The average intake for out-of-state waste corporation landfills in 2011 was over 470,000 tons each, and the average intake for public landfills was only about 145,000 tons. Somehow, despite the higher volumes and resulting mountains of waste, costs to customers are higher with the large corporations.

In the past, almost every county owned a dump for its citizens' garbage. The Solid Waste Act was passed in 1991, and new environmental requirements for “sanitary landfills” made operations very costly. Counties were mandated by state law to plan for and provide solid waste and recycling services to the state's citizens. Providing these services has been costly, but counties have successfully complied with the state's recycling and landfilled waste reduction goals. These mandates and goals were not placed on the large out-of-state waste corporations; they were placed on the counties of this state.
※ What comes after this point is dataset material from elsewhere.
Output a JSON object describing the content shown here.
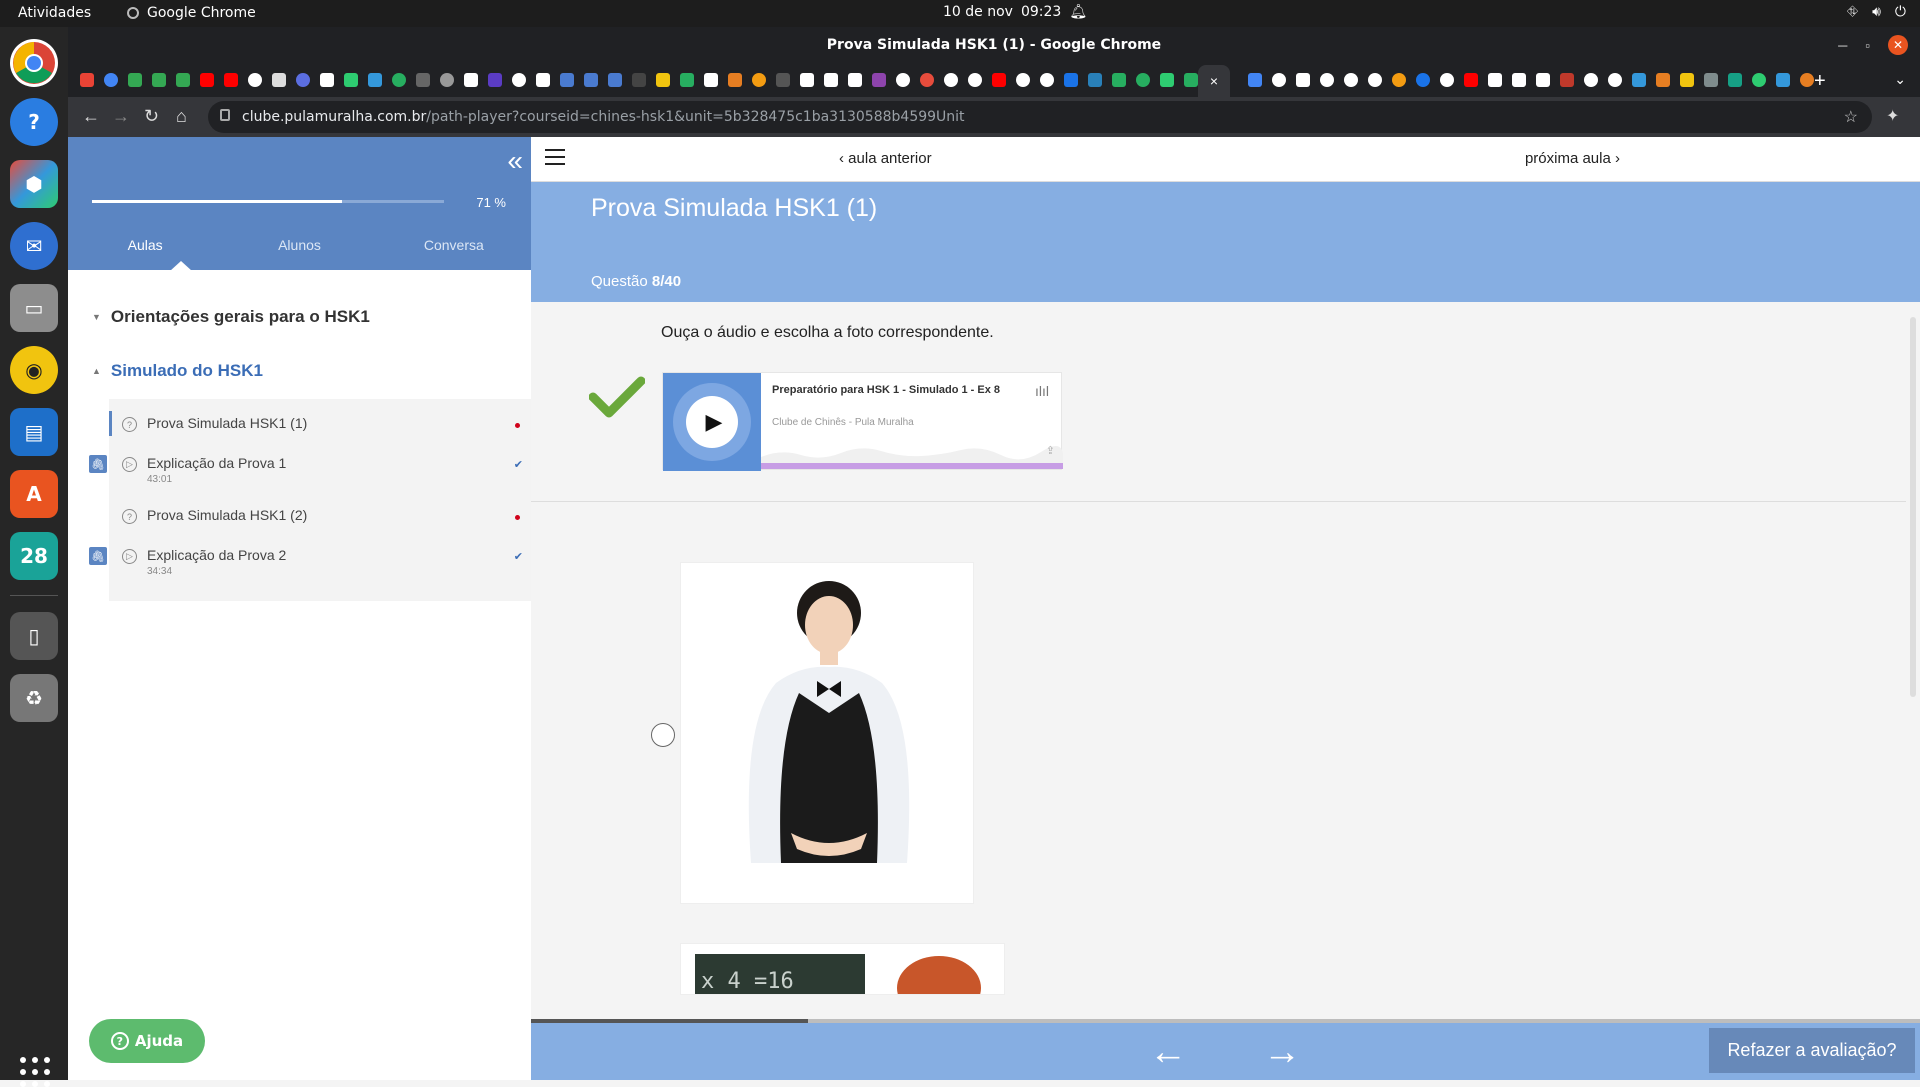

House bill 3290 would also invalidate many franchise agreements because they're governed by the ordinances the bill would invalidate due to their direction of solid waste to particular facilities. This would take away the level playing field and competition among garbage haulers that has been so successful in meeting the requirements of the Solid Waste Act. Without franchises, local garbage hauling businesses cannot compete with the two dominant national companies in this state that either own or control various hauling companies while also controlling their own landfill costs.

There are only two reasons that some counties continue to own landfills in this state. The first reason is to lower costs to citizens. Two of the country's largest waste management corporations own all but one of the eight privately owned landfills in the state. Prices are kept down thanks to public landfills remaining as an option for citizens. The second reason public landfills exist is because the state and federal courts have said the only way out-of-state waste may be rejected by state or local governments is if a local government owns the landfill and chooses to reject out-of-jurisdiction waste coming into its own facility. The government cannot discriminate against out-of-state waste in its regulation of private landfills because doing so would burden interstate commerce.

The survey shows that 88.2 percent of registered South Carolina voters oppose out-of-state waste being imported into this state, and 76.4 percent of voters support county governments controlling where waste is disposed in their own backyards. This bill does the opposite of what the citizens in this state want, and it promises to give out-of-state waste corporations a complete monopoly and South Carolina's citizens no say in becoming, even more than it is today, the nation's garbage dump.

Charles T. Edens is president of the South Carolina Association of Counties.